Quando vou para a frente de batalha, pego minha munição, meu rifle, mas não esqueço minha câmera.
Zilane Britania, lutadora YPJ
– A guerra civil da Síria é a pior guerra que o mundo já viu há anos. E eu penso que, para mudar a forma como a guerra funciona, o mundo tem que olhar para o YPJ.
E entendo o quão é importante o YPJ estar na linha de frente, a mulher estar na frente de batalha. E as mulheres trazem seus próprios valores para a guerra.
Zin, comandante YPJ
– Hoje, por causa do YPJ, as mulheres participam de todas as instituições de Rojava. Elas têm seu próprio papel na comunicação, saúde, economia, arte e cultura, aprendizado de idiomas, em todos os campos.
O fato de que hoje estão construindo seu próprio lugar na sociedade, também é uma vitória conquistada pelo sangue das mártires YPJ.
Lutadoras a caminho de Manbij
– Por favor, você é da base Kurda?
– Da base Kurda? O que você precisa?
– Eu quero me juntar, então.
– Você quer se juntar?
– Por que você quer se juntar?
– Eu fiquei impressionada, eu gosto delas.
Zin, comandante YPJ
– Nós, do YPJ, vemos as mulheres que resistem na Europa como modelos. As mulheres europeias também devem vir hoje nos apoiar.
Quero dizer, mulheres como Clara Zetkins, Rosa Luxemburgo e todas aquelas de quem nós herdamos, e que nos deram armas para resistir hoje.
Mulheres europeias que não devem esquecer Joana D’Arc.
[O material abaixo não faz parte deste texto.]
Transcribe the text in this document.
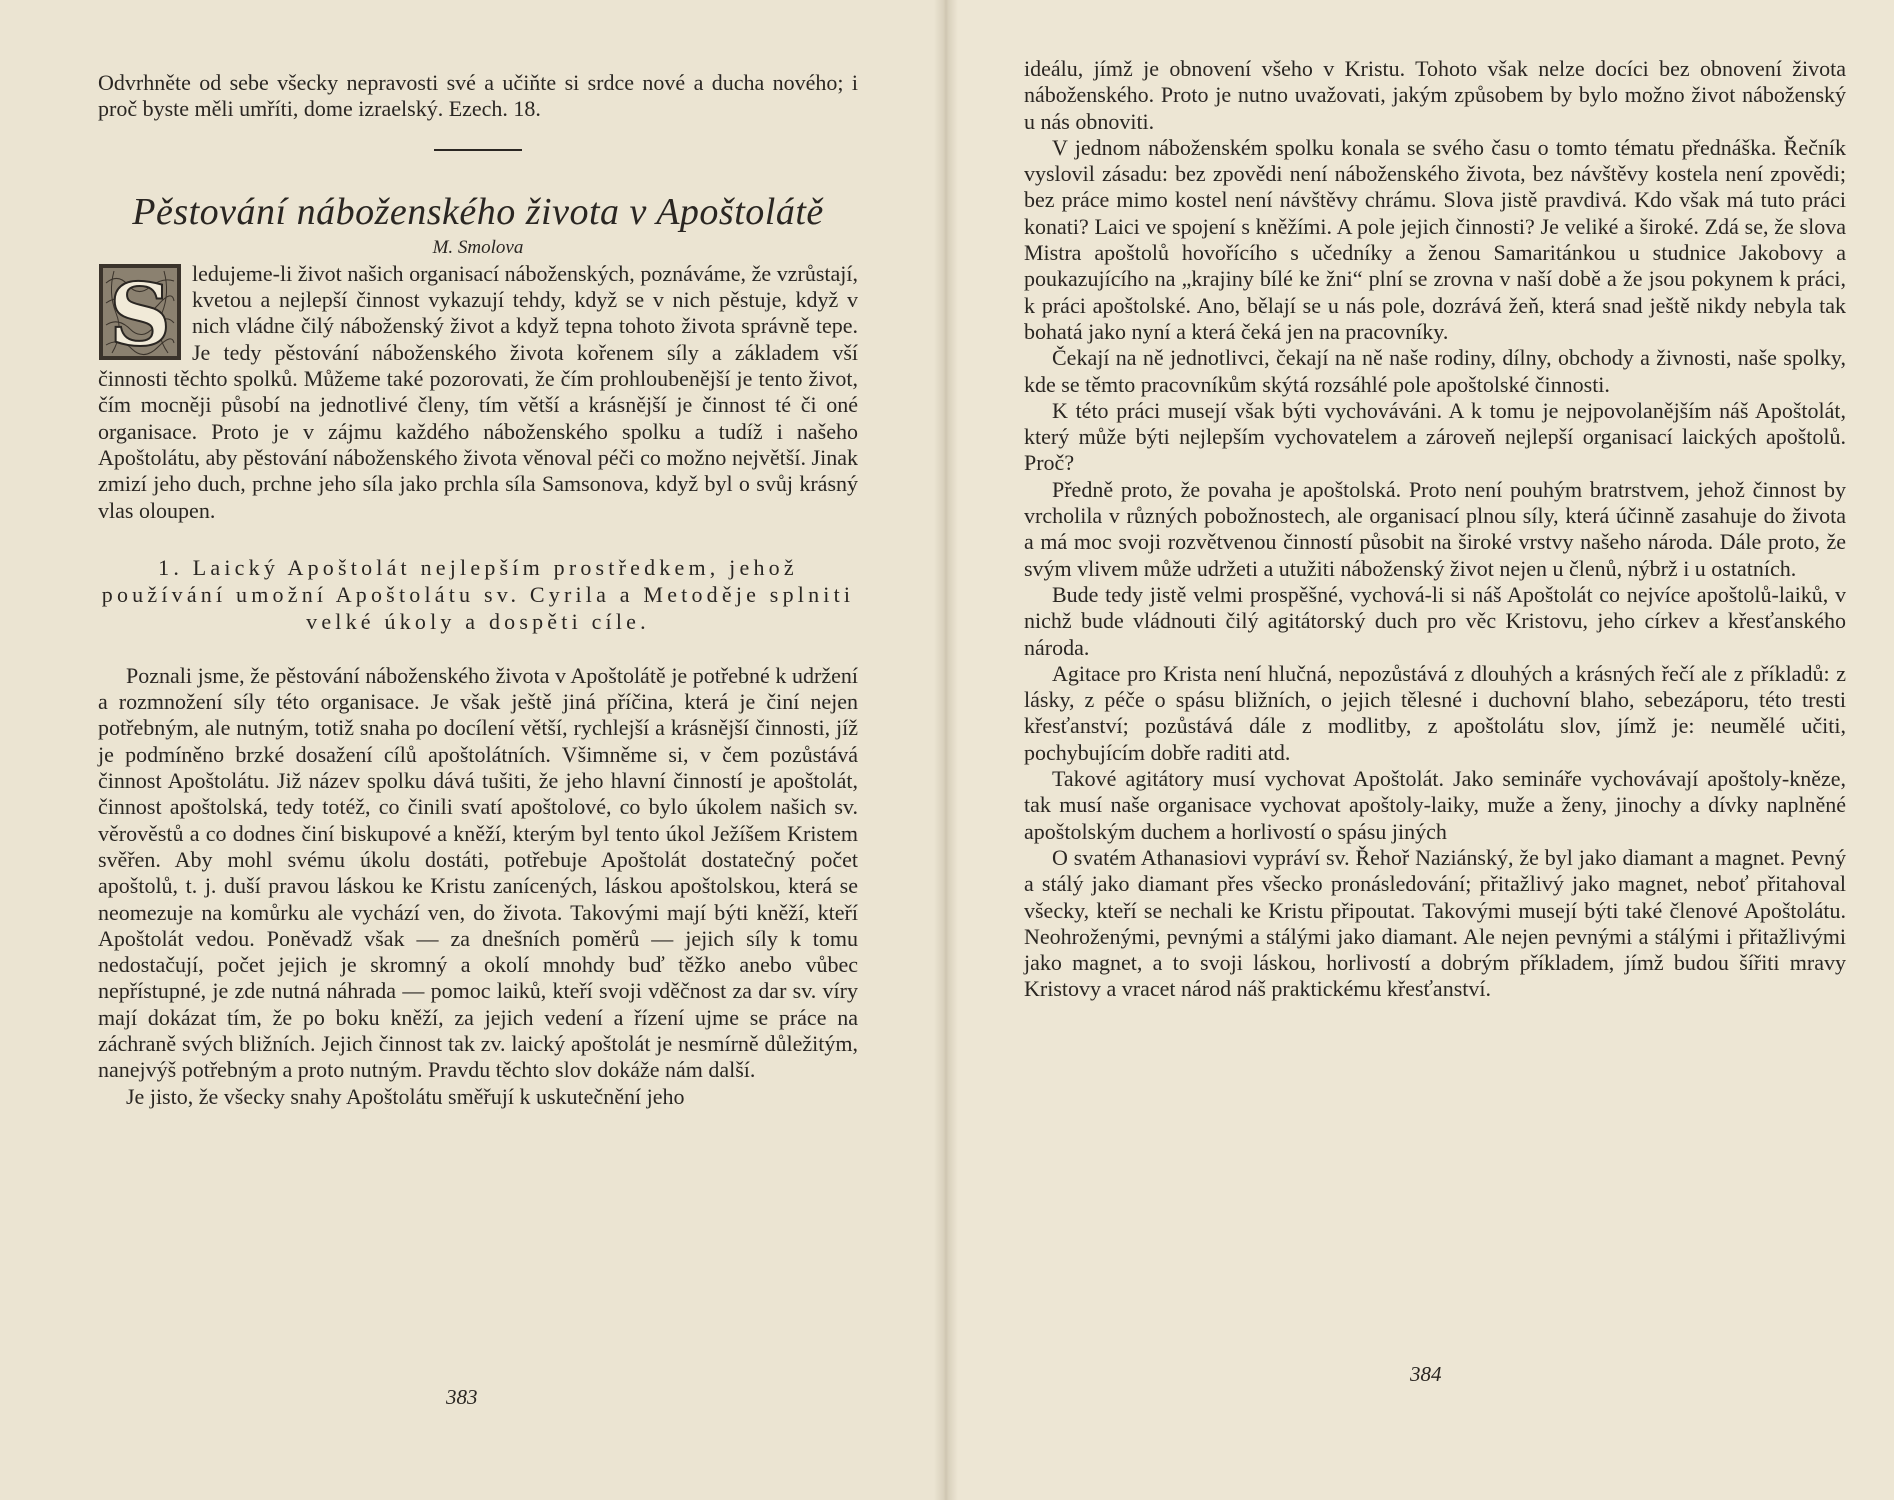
Odvrhněte od sebe všecky nepravosti své a učiňte si srdce nové a ducha nového; i proč byste měli umříti, dome izraelský. Ezech. 18.

Pěstování náboženského života v Apoštolátě

M. Smolova

S ledujeme-li život našich organisací náboženských, poznáváme, že vzrůstají, kvetou a nejlepší činnost vykazují tehdy, když se v nich pěstuje, když v nich vládne čilý náboženský život a když tepna tohoto života správně tepe. Je tedy pěstování náboženského života kořenem síly a základem vší činnosti těchto spolků. Můžeme také pozorovati, že čím prohloubenější je tento život, čím mocněji působí na jednotlivé členy, tím větší a krásnější je činnost té či oné organisace. Proto je v zájmu každého náboženského spolku a tudíž i našeho Apoštolátu, aby pěstování náboženského života věnoval péči co možno největší. Jinak zmizí jeho duch, prchne jeho síla jako prchla síla Samsonova, když byl o svůj krásný vlas oloupen.

1. Laický Apoštolát nejlepším prostředkem, jehož používání umožní Apoštolátu sv. Cyrila a Metoděje splniti velké úkoly a dospěti cíle.

Poznali jsme, že pěstování náboženského života v Apoštolátě je potřebné k udržení a rozmnožení síly této organisace. Je však ještě jiná příčina, která je činí nejen potřebným, ale nutným, totiž snaha po docílení větší, rychlejší a krásnější činnosti, jíž je podmíněno brzké dosažení cílů apoštolátních. Všimněme si, v čem pozůstává činnost Apoštolátu. Již název spolku dává tušiti, že jeho hlavní činností je apoštolát, činnost apoštolská, tedy totéž, co činili svatí apoštolové, co bylo úkolem našich sv. věrověstů a co dodnes činí biskupové a kněží, kterým byl tento úkol Ježíšem Kristem svěřen. Aby mohl svému úkolu dostáti, potřebuje Apoštolát dostatečný počet apoštolů, t. j. duší pravou láskou ke Kristu zanícených, láskou apoštolskou, která se neomezuje na komůrku ale vychází ven, do života. Takovými mají býti kněží, kteří Apoštolát vedou. Poněvadž však — za dnešních poměrů — jejich síly k tomu nedostačují, počet jejich je skromný a okolí mnohdy buď těžko anebo vůbec nepřístupné, je zde nutná náhrada — pomoc laiků, kteří svoji vděčnost za dar sv. víry mají dokázat tím, že po boku kněží, za jejich vedení a řízení ujme se práce na záchraně svých bližních. Jejich činnost tak zv. laický apoštolát je nesmírně důležitým, nanejvýš potřebným a proto nutným. Pravdu těchto slov dokáže nám další.

Je jisto, že všecky snahy Apoštolátu směřují k uskutečnění jeho

383

ideálu, jímž je obnovení všeho v Kristu. Tohoto však nelze docíci bez obnovení života náboženského. Proto je nutno uvažovati, jakým způsobem by bylo možno život náboženský u nás obnoviti.

V jednom náboženském spolku konala se svého času o tomto tématu přednáška. Řečník vyslovil zásadu: bez zpovědi není náboženského života, bez návštěvy kostela není zpovědi; bez práce mimo kostel není návštěvy chrámu. Slova jistě pravdivá. Kdo však má tuto práci konati? Laici ve spojení s kněžími. A pole jejich činnosti? Je veliké a široké. Zdá se, že slova Mistra apoštolů hovořícího s učedníky a ženou Samaritánkou u studnice Jakobovy a poukazujícího na „krajiny bílé ke žni“ plní se zrovna v naší době a že jsou pokynem k práci, k práci apoštolské. Ano, bělají se u nás pole, dozrává žeň, která snad ještě nikdy nebyla tak bohatá jako nyní a která čeká jen na pracovníky.

Čekají na ně jednotlivci, čekají na ně naše rodiny, dílny, obchody a živnosti, naše spolky, kde se těmto pracovníkům skýtá rozsáhlé pole apoštolské činnosti.

K této práci musejí však býti vychováváni. A k tomu je nejpovolanějším náš Apoštolát, který může býti nejlepším vychovatelem a zároveň nejlepší organisací laických apoštolů. Proč?

Předně proto, že povaha je apoštolská. Proto není pouhým bratrstvem, jehož činnost by vrcholila v různých pobožnostech, ale organisací plnou síly, která účinně zasahuje do života a má moc svoji rozvětvenou činností působit na široké vrstvy našeho národa. Dále proto, že svým vlivem může udržeti a utužiti náboženský život nejen u členů, nýbrž i u ostatních.

Bude tedy jistě velmi prospěšné, vychová-li si náš Apoštolát co nejvíce apoštolů-laiků, v nichž bude vládnouti čilý agitátorský duch pro věc Kristovu, jeho církev a křesťanského národa.

Agitace pro Krista není hlučná, nepozůstává z dlouhých a krásných řečí ale z příkladů: z lásky, z péče o spásu bližních, o jejich tělesné i duchovní blaho, sebezáporu, této tresti křesťanství; pozůstává dále z modlitby, z apoštolátu slov, jímž je: neumělé učiti, pochybujícím dobře raditi atd.

Takové agitátory musí vychovat Apoštolát. Jako semináře vychovávají apoštoly-kněze, tak musí naše organisace vychovat apoštoly-laiky, muže a ženy, jinochy a dívky naplněné apoštolským duchem a horlivostí o spásu jiných

O svatém Athanasiovi vypráví sv. Řehoř Naziánský, že byl jako diamant a magnet. Pevný a stálý jako diamant přes všecko pronásledování; přitažlivý jako magnet, neboť přitahoval všecky, kteří se nechali ke Kristu připoutat. Takovými musejí býti také členové Apoštolátu. Neohroženými, pevnými a stálými jako diamant. Ale nejen pevnými a stálými i přitažlivými jako magnet, a to svoji láskou, horlivostí a dobrým příkladem, jímž budou šířiti mravy Kristovy a vracet národ náš praktickému křesťanství.

384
Joana D’Arc vestiu-se de homem e foi lutar. Mas hoje é possível lutar como mulher, à nossa maneira.
E nós não somos uma, mas milhares de mulheres que lutam como mulheres.
Narradora
– Hoje, no YPJ, somos capazes não apenas de lutar na maior ameaça do nosso tempo, mas também para resolver as raízes que causam o grande empurrão para as mulheres permanecerem reprimidas.
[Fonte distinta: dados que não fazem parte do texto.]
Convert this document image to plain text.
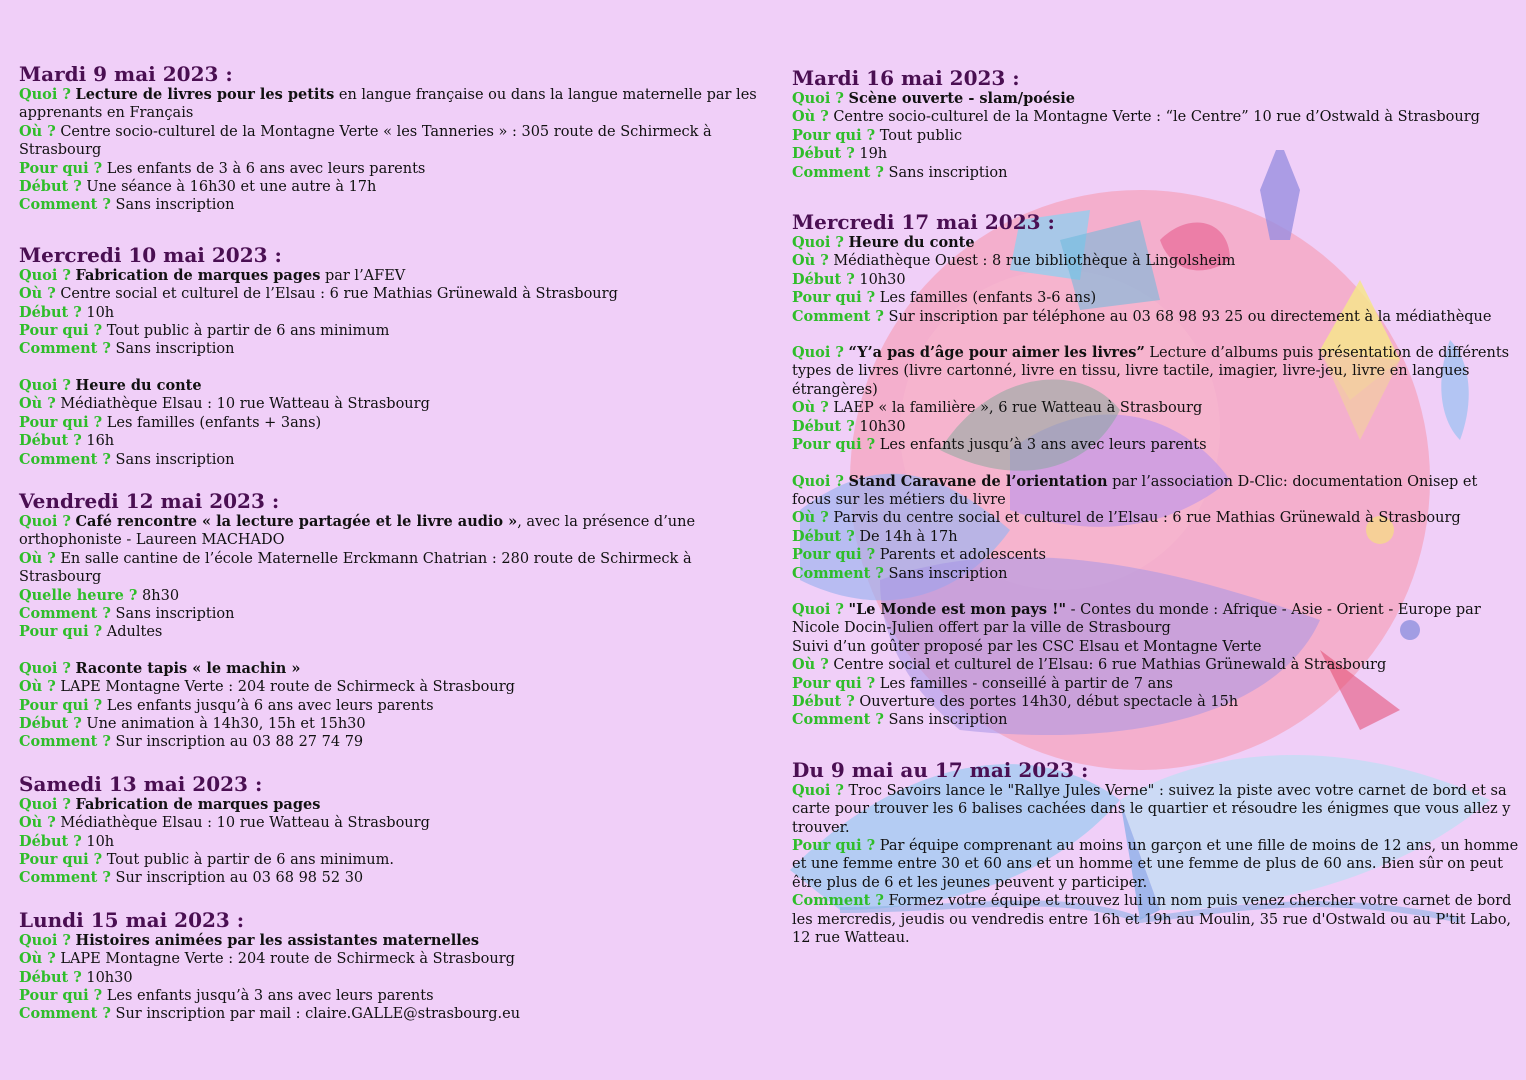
Mardi 9 mai 2023 :
Quoi ? Lecture de livres pour les petits en langue française ou dans la langue maternelle par les apprenants en Français
Où ? Centre socio-culturel de la Montagne Verte « les Tanneries » : 305 route de Schirmeck à Strasbourg
Pour qui ? Les enfants de 3 à 6 ans avec leurs parents
Début ? Une séance à 16h30 et une autre à 17h
Comment ? Sans inscription
Mercredi 10 mai 2023 :
Quoi ? Fabrication de marques pages par l’AFEV
Où ? Centre social et culturel de l’Elsau : 6 rue Mathias Grünewald à Strasbourg
Début ? 10h
Pour qui ? Tout public à partir de 6 ans minimum
Comment ? Sans inscription
Quoi ? Heure du conte
Où ? Médiathèque Elsau : 10 rue Watteau à Strasbourg
Pour qui ? Les familles (enfants + 3ans)
Début ? 16h
Comment ? Sans inscription
Vendredi 12 mai 2023 :
Quoi ? Café rencontre « la lecture partagée et le livre audio », avec la présence d’une orthophoniste - Laureen MACHADO
Où ? En salle cantine de l’école Maternelle Erckmann Chatrian : 280 route de Schirmeck à Strasbourg
Quelle heure ? 8h30
Comment ? Sans inscription
Pour qui ? Adultes
Quoi ? Raconte tapis « le machin »
Où ? LAPE Montagne Verte : 204 route de Schirmeck à Strasbourg
Pour qui ? Les enfants jusqu’à 6 ans avec leurs parents
Début ? Une animation à 14h30, 15h et 15h30
Comment ? Sur inscription au 03 88 27 74 79
Samedi 13 mai 2023 :
Quoi ? Fabrication de marques pages
Où ? Médiathèque Elsau : 10 rue Watteau à Strasbourg
Début ? 10h
Pour qui ? Tout public à partir de 6 ans minimum.
Comment ? Sur inscription au 03 68 98 52 30
Lundi 15 mai 2023 :
Quoi ? Histoires animées par les assistantes maternelles
Où ? LAPE Montagne Verte : 204 route de Schirmeck à Strasbourg
Début ? 10h30
Pour qui ? Les enfants jusqu’à 3 ans avec leurs parents
Comment ? Sur inscription par mail : claire.GALLE@strasbourg.eu
Mardi 16 mai 2023 :
Quoi ? Scène ouverte - slam/poésie
Où ? Centre socio-culturel de la Montagne Verte : “le Centre” 10 rue d’Ostwald à Strasbourg
Pour qui ? Tout public
Début ? 19h
Comment ? Sans inscription
Mercredi 17 mai 2023 :
Quoi ? Heure du conte
Où ? Médiathèque Ouest : 8 rue bibliothèque à Lingolsheim
Début ? 10h30
Pour qui ? Les familles (enfants 3-6 ans)
Comment ? Sur inscription par téléphone au 03 68 98 93 25 ou directement à la médiathèque
Quoi ? “Y’a pas d’âge pour aimer les livres” Lecture d’albums puis présentation de différents types de livres (livre cartonné, livre en tissu, livre tactile, imagier, livre-jeu, livre en langues étrangères)
Où ? LAEP « la familière », 6 rue Watteau à Strasbourg
Début ? 10h30
Pour qui ? Les enfants jusqu’à 3 ans avec leurs parents
Quoi ? Stand Caravane de l’orientation par l’association D-Clic: documentation Onisep et focus sur les métiers du livre
Où ? Parvis du centre social et culturel de l’Elsau : 6 rue Mathias Grünewald à Strasbourg
Début ? De 14h à 17h
Pour qui ? Parents et adolescents
Comment ? Sans inscription
Quoi ? "Le Monde est mon pays !" - Contes du monde : Afrique - Asie - Orient - Europe par Nicole Docin-Julien offert par la ville de Strasbourg
Suivi d’un goûter proposé par les CSC Elsau et Montagne Verte
Où ? Centre social et culturel de l’Elsau: 6 rue Mathias Grünewald à Strasbourg
Pour qui ? Les familles - conseillé à partir de 7 ans
Début ? Ouverture des portes 14h30, début spectacle à 15h
Comment ? Sans inscription
Du 9 mai au 17 mai 2023 :
Quoi ? Troc Savoirs lance le "Rallye Jules Verne" : suivez la piste avec votre carnet de bord et sa carte pour trouver les 6 balises cachées dans le quartier et résoudre les énigmes que vous allez y trouver.
Pour qui ? Par équipe comprenant au moins un garçon et une fille de moins de 12 ans, un homme et une femme entre 30 et 60 ans et un homme et une femme de plus de 60 ans. Bien sûr on peut être plus de 6 et les jeunes peuvent y participer.
Comment ? Formez votre équipe et trouvez lui un nom puis venez chercher votre carnet de bord les mercredis, jeudis ou vendredis entre 16h et 19h au Moulin, 35 rue d'Ostwald ou au P'tit Labo, 12 rue Watteau.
Se nosso objetivo é claro, ainda restam muitas etapas até uma mudança significativa em todo o mundo.
E isso também diz respeito a você.
A luta que o YPJ leva contra o ISIS é para toda a humanidade. Elas se preocupam com a responsabilidade de proteger os valores humanos.
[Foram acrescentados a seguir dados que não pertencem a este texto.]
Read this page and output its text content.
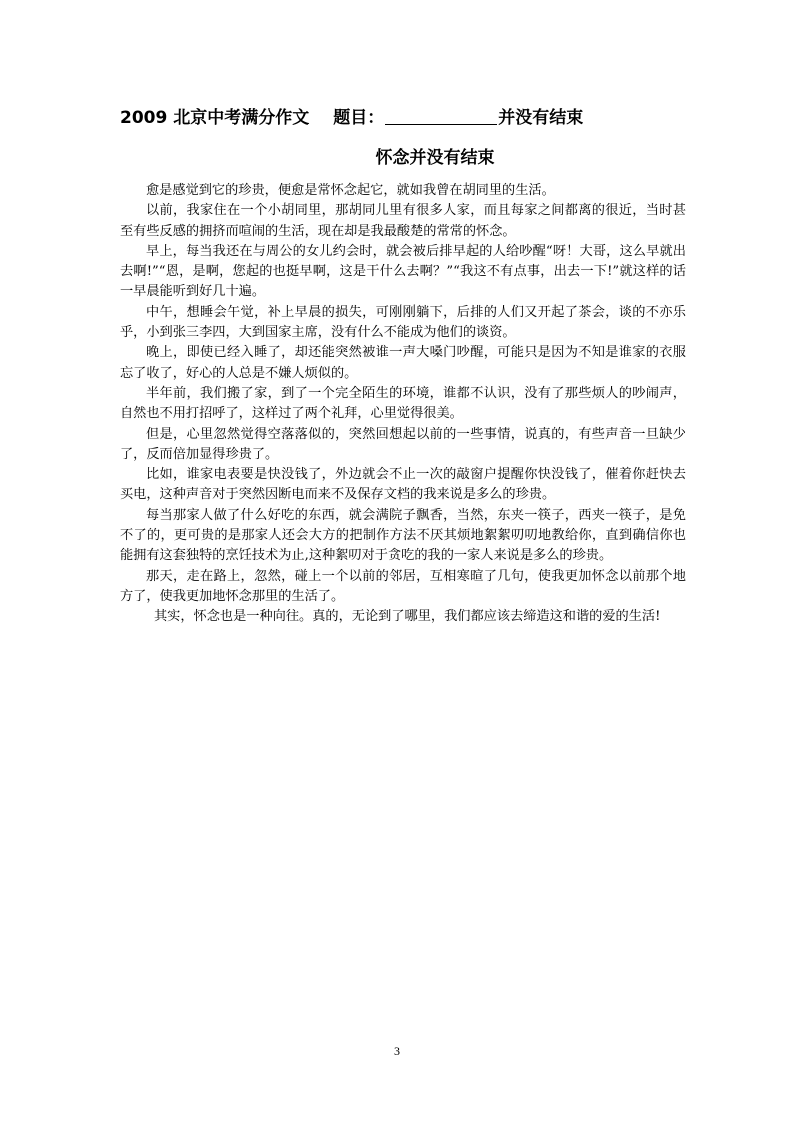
2009 北京中考满分作文 题目：	并没有结束
怀念并没有结束

愈是感觉到它的珍贵，便愈是常怀念起它，就如我曾在胡同里的生活。

以前，我家住在一个小胡同里，那胡同儿里有很多人家，而且每家之间都离的很近，当时甚至有些反感的拥挤而喧闹的生活，现在却是我最酸楚的常常的怀念。

早上，每当我还在与周公的女儿约会时，就会被后排早起的人给吵醒“呀！大哥，这么早就出去啊!”“恩，是啊，您起的也挺早啊，这是干什么去啊？”“我这不有点事，出去一下!”就这样的话一早晨能听到好几十遍。

中午，想睡会午觉，补上早晨的损失，可刚刚躺下，后排的人们又开起了茶会，谈的不亦乐乎，小到张三李四，大到国家主席，没有什么不能成为他们的谈资。

晚上，即使已经入睡了，却还能突然被谁一声大嗓门吵醒，可能只是因为不知是谁家的衣服忘了收了，好心的人总是不嫌人烦似的。

半年前，我们搬了家，到了一个完全陌生的环境，谁都不认识，没有了那些烦人的吵闹声，自然也不用打招呼了，这样过了两个礼拜，心里觉得很美。

但是，心里忽然觉得空落落似的，突然回想起以前的一些事情，说真的，有些声音一旦缺少了，反而倍加显得珍贵了。

比如，谁家电表要是快没钱了，外边就会不止一次的敲窗户提醒你快没钱了，催着你赶快去买电，这种声音对于突然因断电而来不及保存文档的我来说是多么的珍贵。

每当那家人做了什么好吃的东西，就会满院子飘香，当然，东夹一筷子，西夹一筷子，是免不了的，更可贵的是那家人还会大方的把制作方法不厌其烦地絮絮叨叨地教给你，直到确信你也能拥有这套独特的烹饪技术为止,这种絮叨对于贪吃的我的一家人来说是多么的珍贵。

那天，走在路上，忽然，碰上一个以前的邻居，互相寒暄了几句，使我更加怀念以前那个地方了，使我更加地怀念那里的生活了。

其实，怀念也是一种向往。真的，无论到了哪里，我们都应该去缔造这和谐的爱的生活!

3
Nesrin Abdullah, comandante maior do YPJ
– O YPJ gosta de lutar porque sabe por que está lutando. As mulheres são mortas, e estamos no século 21.
As mulheres são vendidas e compradas.
As mulheres são tomadas como escravas, não têm oportunidades de trabalho.
As mulheres vivem em desigualdade com o homem.
Descarte todos esses lemas: direito das mulheres, democracia, igualdade, justiça social.
Se você se colocar em sua posição, você e sua experiência de vida, verá que não existem possibilidades.
Qualquer mulher, em qualquer país, não pode realmente se considerar livre.
Em qualquer país que se considere moderno e democrático, as mulheres estão sendo mortas.
A sociedade não precisa de um exército pra escravizá-lo. A sociedade precisa de forças que protejam seus valores.
Os principais objetivos do YPJ são:
- Unidade das mulheres em todo o mundo, como dissemos anteriormente.
- Construir uma nova cultura de exército.
- Construir uma sociedade livre, democrática e ecológica, o que aumenta a qualidade da relação entre as pessoas.
******* Postagem revista e atualizada dia 13.03.2017, às 13:12 h, para pequenas correções de digitação e inclusão de fotos.